O abismo entre ricos e pobres ficou maior durante a pandemia na região metropolitana de Porto Alegre. Isso ocorreu porque, no segundo trimestre, houve alta de 5,5% no indicador que mede a diferença de renda do trabalho entre as camadas da sociedade. Na comparação com Florianópolis e Curitiba, a Grande Porto Alegre apresenta a maior desigualdade entre as metrópoles da Região Sul, embora ainda esteja abaixo da média nacional.
As conclusões integram o Boletim Desigualdade nas Metrópoles. Com base em microdados do Instituto Brasileiro de Geografia e Estatística (IBGE), a pesquisa analisa as variações na renda do trabalho em 22 regiões metropolitanas do país. O estudo é uma parceria entre a Pontifícia Universidade Católica do Rio Grande do Sul (PUCRS), o Observatório das Metrópoles e o Observatório da Dívida Social na América Latina (RedODSAL).
O indicador que mede a desigualdade é o coeficiente de Gini, com escala de zero a um. Quanto mais próximo de zero, maior o nível de igualdade na região pesquisada. No sentido contrário, quanto mais perto de um, maior a diferença nos ganhos da sociedade.
A alta de 5,5% na região metropolitana de Porto Alegre ocorreu porque o indicador subiu de 0,603 para 0,636 no segundo trimestre de 2020, em relação a igual período de 2019. O aumento não é exclusividade da capital gaúcha.
Houve elevação em 21 dos 22 locais pesquisados — a exceção foi Maceió. No mesmo intervalo, a desigualdade nacional, superior à gaúcha, avançou 4,9%, de 0,610 para 0,640.
Os dados contemplam apenas recursos obtidos com o trabalho – formal ou informal. Logo, transferências de programas como o auxílio emergencial não entram nos cálculos.

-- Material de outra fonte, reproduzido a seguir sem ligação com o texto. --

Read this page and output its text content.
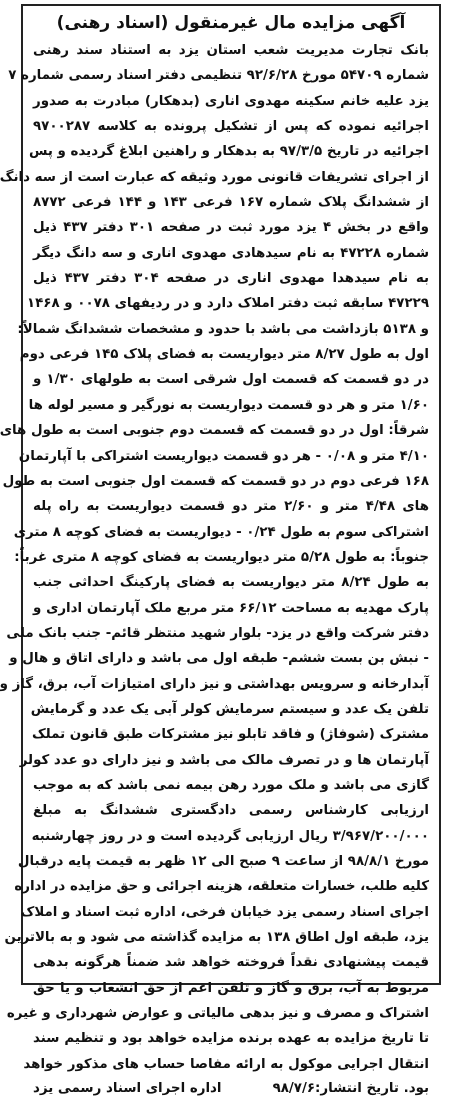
آگهی مزایده مال غیرمنقول (اسناد رهنی)
بانک تجارت مدیریت شعب استان یزد به استناد سند رهنی
شماره ۵۴۷۰۹ مورخ ۹۲/۶/۲۸ تنظیمی دفتر اسناد رسمی شماره ۷
یزد علیه خانم سکینه مهدوی اناری (بدهکار) مبادرت به صدور
اجرائیه نموده که پس از تشکیل پرونده به کلاسه ۹۷۰۰۲۸۷
اجرائیه در تاریخ ۹۷/۳/۵ به بدهکار و راهنین ابلاغ گردیده و پس
از اجرای تشریفات قانونی مورد وثیقه که عبارت است از سه دانگ
از ششدانگ پلاک شماره ۱۶۷ فرعی ۱۴۳ و ۱۴۴ فرعی ۸۷۷۲
واقع در بخش ۴ یزد مورد ثبت در صفحه ۳۰۱ دفتر ۴۳۷ ذیل
شماره ۴۷۲۲۸ به نام سیدهادی مهدوی اناری و سه دانگ دیگر
به نام سیدهدا مهدوی اناری در صفحه ۳۰۴ دفتر ۴۳۷ ذیل
۴۷۲۲۹ سابقه ثبت دفتر املاک دارد و در ردیفهای ۰۰۷۸ و ۱۴۶۸
و ۵۱۳۸ بازداشت می باشد با حدود و مشخصات ششدانگ شمالاً:
اول به طول ۸/۲۷ متر دیواریست به فضای پلاک ۱۴۵ فرعی دوم
در دو قسمت که قسمت اول شرقی است به طولهای ۱/۳۰ و
۱/۶۰ متر و هر دو قسمت دیواریست به نورگیر و مسیر لوله ها
شرقاً: اول در دو قسمت که قسمت دوم جنوبی است به طول های
۴/۱۰ متر و ۰/۰۸ - هر دو قسمت دیواریست اشتراکی با آپارتمان
۱۶۸ فرعی دوم در دو قسمت که قسمت اول جنوبی است به طول
های ۴/۴۸ متر و ۲/۶۰ متر دو قسمت دیواریست به راه پله
اشتراکی سوم به طول ۰/۲۴ - دیواریست به فضای کوچه ۸ متری
جنوباً: به طول ۵/۲۸ متر دیواریست به فضای کوچه ۸ متری غرباً:
به طول ۸/۲۴ متر دیواریست به فضای پارکینگ احداثی جنب
پارک مهدیه به مساحت ۶۶/۱۲ متر مربع ملک آپارتمان اداری و
دفتر شرکت واقع در یزد- بلوار شهید منتظر قائم- جنب بانک ملی
- نبش بن بست ششم- طبقه اول می باشد و دارای اتاق و هال و
آبدارخانه و سرویس بهداشتی و نیز دارای امتیازات آب، برق، گاز و
تلفن یک عدد و سیستم سرمایش کولر آبی یک عدد و گرمایش
مشترک (شوفاژ) و فاقد تابلو نیز مشترکات طبق قانون تملک
آپارتمان ها و در تصرف مالک می باشد و نیز دارای دو عدد کولر
گازی می باشد و ملک مورد رهن بیمه نمی باشد که به موجب
ارزیابی کارشناس رسمی دادگستری ششدانگ به مبلغ
۳/۹۶۷/۲۰۰/۰۰۰ ریال ارزیابی گردیده است و در روز چهارشنبه
مورخ ۹۸/۸/۱ از ساعت ۹ صبح الی ۱۲ ظهر به قیمت پایه درقبال
کلیه طلب، خسارات متعلقه، هزینه اجرائی و حق مزایده در اداره
اجرای اسناد رسمی یزد خیابان فرخی، اداره ثبت اسناد و املاک
یزد، طبقه اول اطاق ۱۳۸ به مزایده گذاشته می شود و به بالاترین
قیمت پیشنهادی نقداً فروخته خواهد شد ضمناً هرگونه بدهی
مربوط به آب، برق و گاز و تلفن اعم از حق انشعاب و یا حق
اشتراک و مصرف و نیز بدهی مالیاتی و عوارض شهرداری و غیره
تا تاریخ مزایده به عهده برنده مزایده خواهد بود و تنظیم سند
انتقال اجرایی موکول به ارائه مفاصا حساب های مذکور خواهد
بود. تاریخ انتشار:۹۸/۷/۶
اداره اجرای اسناد رسمی یزد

— A desigualdade teve boom de crescimento em razão da pandemia. Isso mostra o quão necessárias são as políticas sociais — frisa André Salata, professor do programa de pós-graduação em Ciências Sociais da PUCRS e um dos coordenadores do boletim.
Média móvel
Na média móvel de quatro trimestres, até o segundo deste ano, o coeficiente de Gini ficou em 0,609 na região metropolitana de Porto Alegre. É o décimo menor do país, mas o maior da Região Sul.
Florianópolis (0,546) tem a marca mais baixa entre as metrópoles pesquisadas. Curitiba (0,565) é a terceira menos desigual do Brasil. Já a média nacional ficou em 0,615, acima da registrada na capital gaúcha.
— Porto Alegre já era a mais desigual das metrópoles do Sul. É mais complexa do que as demais, com uma economia mais diversificada. Esse fator pode gerar mais desigualdade, as pessoas que estão mais embaixo na pirâmide social têm ocupações menos protegidas — afirma Salata.
Pobres sofrem mais
Segundo o boletim, houve queda generalizada nos rendimentos do trabalho durante a pandemia. O que chama atenção é que, percentualmente, a baixa foi maior entre os mais desfavorecidos.
No segundo trimestre, a renda dos 40% mais pobres encolheu 41,7% na região metropolitana de Porto Alegre. Na outra ponta da pirâmide, os 10% mais ricos amargaram recuo de 12,9% nos ganhos. Na faixa dos 50% intermediários, a perda foi de 11,7%.
Salata lembra que o avanço de programas sociais no país ainda esbarra na discussão sobre fontes de financiamento para a área. O governo Jair Bolsonaro chegou a anunciar proposta de criação do Renda Cidadã, que substituiria o Bolsa Família a partir do próximo ano. Entretanto, ainda não houve consenso sobre a origem dos recursos para bancar o novo programa, que contemplaria beneficiários do auxílio emergencial.
Para o professor da PUCRS, uma das possíveis saídas para o impasse seria uma reforma tributária que taxasse mais os grandes patrimônios e menos o consumo:
— A grande questão é como financiar programas sociais. O que me surpreende é que, em um país desigual, não se fale tanto em taxar mais quem está na ponta de cima. Nosso sistema tributário atinge muito o consumo e menos a renda.